Targeting Key Receptor (TREM-1) May Help Prevent Progression of Liver Damage to Cancer

Problems like obesity and alcoholism appear to chronically trigger in the liver a receptor known to amplify inflammation in response to invaders like bacteria, scientists report. The relentless, increased activity of this receptor (TREM-1) in turn accelerates injury and scarring of the liver, a first step toward cirrhosis and liver cancer, says Dr.

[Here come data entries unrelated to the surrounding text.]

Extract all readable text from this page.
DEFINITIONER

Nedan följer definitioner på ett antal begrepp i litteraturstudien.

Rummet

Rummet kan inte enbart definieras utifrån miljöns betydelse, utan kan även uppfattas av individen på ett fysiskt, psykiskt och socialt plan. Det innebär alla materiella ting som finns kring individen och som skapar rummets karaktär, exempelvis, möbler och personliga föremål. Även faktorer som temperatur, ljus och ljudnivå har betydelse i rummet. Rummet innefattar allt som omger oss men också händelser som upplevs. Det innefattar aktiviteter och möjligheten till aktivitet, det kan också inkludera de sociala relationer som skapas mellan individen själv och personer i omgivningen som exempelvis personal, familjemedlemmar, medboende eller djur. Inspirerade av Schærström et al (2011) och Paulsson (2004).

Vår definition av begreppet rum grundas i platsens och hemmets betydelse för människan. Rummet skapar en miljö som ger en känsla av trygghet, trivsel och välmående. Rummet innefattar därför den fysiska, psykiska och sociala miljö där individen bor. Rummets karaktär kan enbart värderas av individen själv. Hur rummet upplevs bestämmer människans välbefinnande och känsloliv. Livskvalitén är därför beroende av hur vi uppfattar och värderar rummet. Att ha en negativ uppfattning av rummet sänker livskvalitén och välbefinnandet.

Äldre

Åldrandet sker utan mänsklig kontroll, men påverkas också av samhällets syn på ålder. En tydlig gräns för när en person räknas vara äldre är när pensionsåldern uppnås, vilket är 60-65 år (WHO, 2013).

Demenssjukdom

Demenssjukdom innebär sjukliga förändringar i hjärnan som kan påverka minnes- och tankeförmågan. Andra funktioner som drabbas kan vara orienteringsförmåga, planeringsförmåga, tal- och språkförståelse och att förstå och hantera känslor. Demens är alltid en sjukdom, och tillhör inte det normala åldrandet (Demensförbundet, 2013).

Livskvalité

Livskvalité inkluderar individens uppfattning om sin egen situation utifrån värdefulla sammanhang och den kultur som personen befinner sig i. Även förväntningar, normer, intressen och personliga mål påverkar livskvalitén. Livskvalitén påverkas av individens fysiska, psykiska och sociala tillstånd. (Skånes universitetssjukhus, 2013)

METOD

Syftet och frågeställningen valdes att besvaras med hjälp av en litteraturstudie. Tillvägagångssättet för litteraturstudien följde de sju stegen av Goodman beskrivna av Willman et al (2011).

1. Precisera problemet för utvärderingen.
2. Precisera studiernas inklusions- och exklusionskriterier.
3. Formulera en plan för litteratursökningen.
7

Anatolij Horuzsko, reproductive immunologist in the Georgia Cancer Center and Department of Medicine at the Medical College of Georgia at Augusta University. TREM-1 (triggering receptor expressed on myeloid cells-1), is known to help turn up inflammation short-term to help the body deal with external invaders. It has increased activity immediately after an injury as well, when increased inflammation, damage cleanup and collagen production aid healing. But Georgia Cancer Center scientists reported online on August 23, 2018 in the Journal of Clinical Investigation the first evidence that when activated by chronic offending agents, like obesity and hepatitis, TREM-1 instead contributes to a destructive level of inflammation that results in liver damage and possibly cancer. The unhealthy transformation can occur in five to 50 years, depending on factors like the level of insult, and may be largely reversible up to the point of cirrhosis, if the offending agent is stopped, and the liver's natural ability to regenerate takes over. The article is titled “The Innate Immune Receptor TREM-1 Promotes Liver Injury and Fibrosis.” Dr. Horuzsko and his colleagues think TREM-1 could one day be another point of intervention, possibly with a drug that could return TREM-1 activation to normal levels on resident, waste-consuming, watchdog immune cells called Kupffer cells. "Right now, we have treatment for hepatitis C, for example, which is very efficient, if we treat it before too much damage is done.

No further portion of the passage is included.